The impact of Adnan Januzaj has been felt across the world, as United display their new boy wonder. He has been impressive since his first match and can simply do things that other players cannot.
However, at 18 he is still a boy and not yet wholly reliable in a defensive state. There are certainly signs of improvement in his positioning without the ball, but on a vital night for Moyes, he may just go with the older and more experienced option.
Much like Fellaini, Ashley Young is maligned by fans from coast to coast. However, his form since his return from injury has been very good, if not mindblowing.
He has contributed well from the left-wing and has a good understanding with Patrice Evra.
Moyes may feel that Young will offer him balance while still being able to join in with the attack.
With Mata missing, it all depends on how the manager plans to break down the Greek team on the night.
If Young is included with Valencia, we are more likely to see a 4-4-1-1 being used, as Moyes clings on to the formation he keeps reverting to.
However, if he does plump for 4-2-3-1, the extra innovation provided by Januzaj could be what makes his mind up and forces his hand.
It all depends on how brave the manager is come kick-off on Tuesday.
Unleashing Van Persie
It is impossible to measure how much Man United have missed their alpha male in attack.
As Rooney continues to take the plaudits, Robin van Persie is the difference in the opposition's final third.
United have bled pint after pint of blood in his absence, and despite the form of Danny Welbeck through the season, he simply is no RvP.
Van Persie is the bullet in David Moyes's gun, and no bullet equals no kill. Moyes' task now is to get van Persie fit and firing.

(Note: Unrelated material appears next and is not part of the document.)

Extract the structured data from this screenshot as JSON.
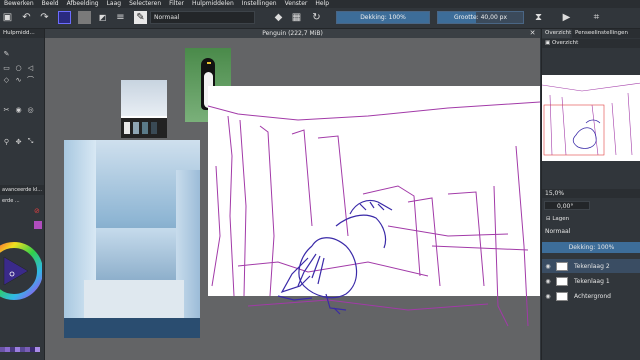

It is a myth to consider the player's age, for he is not old. If United can find a style of play where they get the ball to van Persie's feet as often as possible in the penalty area, they will score goals and they will win matches.
Rooney is destined to play in the hole behind van Persie against Olympiakos, and the chemistry between the two will be crucial to the result.
United have looked so much more comfortable away from Old Trafford this season, so we can expect some good interplay between the two players and the adjoining Fellaini.
When United get it right they explode, just as they did when they visited Bayer Leverkusen.
The Dutchman is the heartbeat of United's goals-scored tally, and they will be hoping he moves swiftly though the gears on Tuesday evening.